Hoje, estudiosos reconhecem Histoire de ma vie como um dos maiores testemunhos do século XVIII, comparável em riqueza e profundidade às Confissões de Rousseau ou aos Ensaios de Montaigne. Sua escrita é clara, elegante e apaixonada, e nos permite vislumbrar o mundo antes das revoluções, um mundo ainda em transição entre sombras medievais e a luz da razão.


Curiosidade


O manuscrito original de Histoire de ma vie, escrito em francês, ficou perdido por mais de um século. Foi encontrado em 1945 num cofre de banco na Alemanha, em plena Segunda Guerra Mundial. Até então, o mundo conhecia apenas versões censuradas da obra.
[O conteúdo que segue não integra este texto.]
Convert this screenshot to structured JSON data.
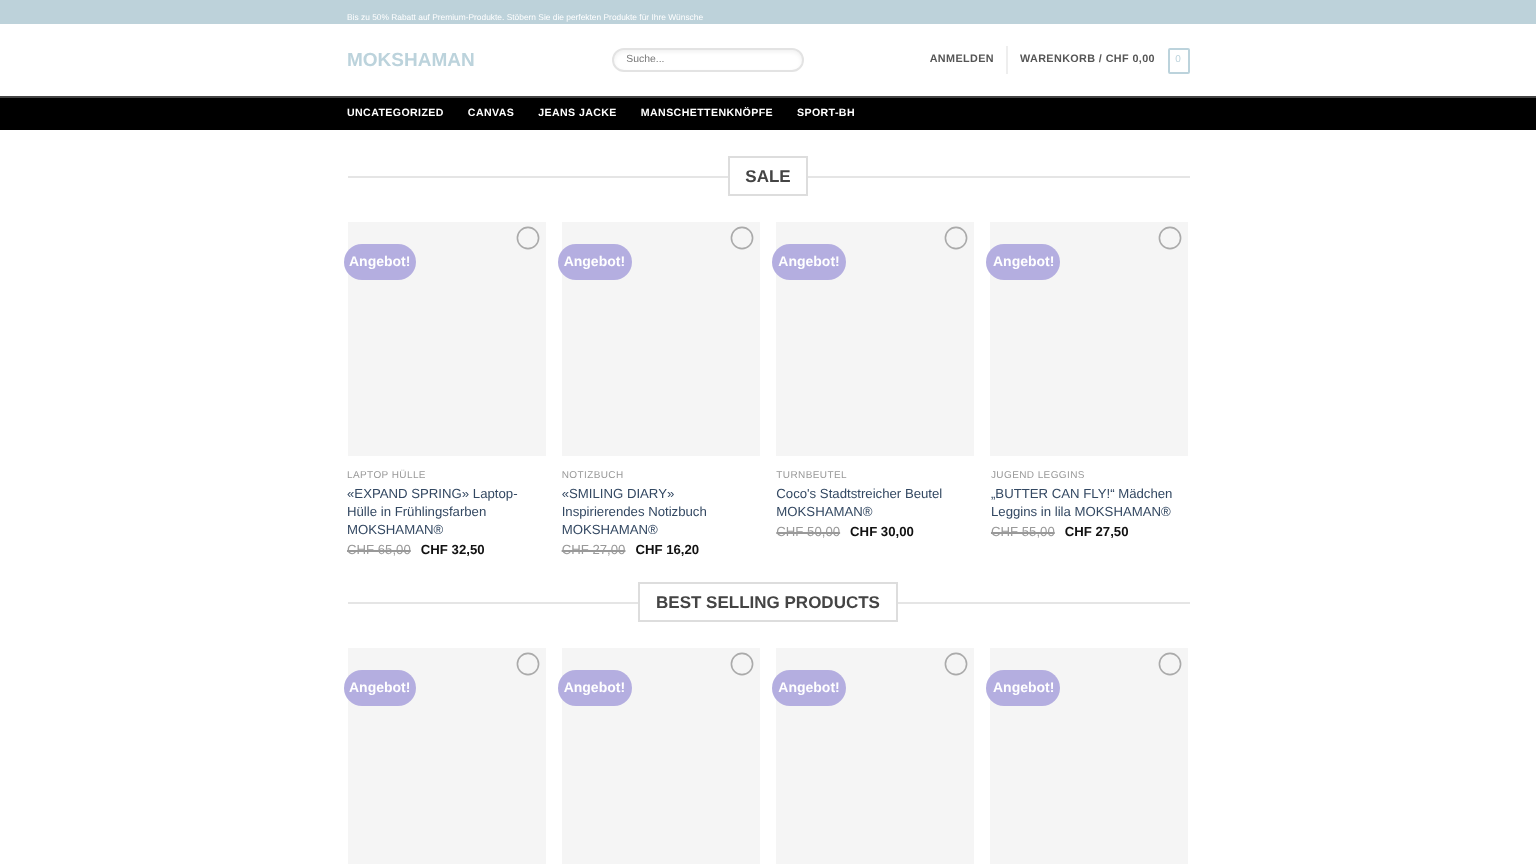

A edição integral só foi publicada pela primeira vez em 1960, em Paris, e desde então, Casanova ressuscitou, finalmente em sua plenitude.


Referências


  • Casanova, Giacomo. Histoire de ma vie. Paris: Gallimard, 1960 (edição integral).

  • McCarthy, Patrick. Casanova: A Life. Yale University Press, 1999.

  • Lachman, Marvin. The Villainous Stage: Crime Plays on Broadway and in the West End. McFarland, 2014.

  • Kavanagh, Thomas. Enlightenment and the Shadows of Chance: The Novel and the Culture of Gambling in Eighteenth-Century France. Johns Hopkins University Press, 1993.

  • Martineau, Jane. The Glory of Venice: Art in the Eighteenth Century. Yale University Press, 1994.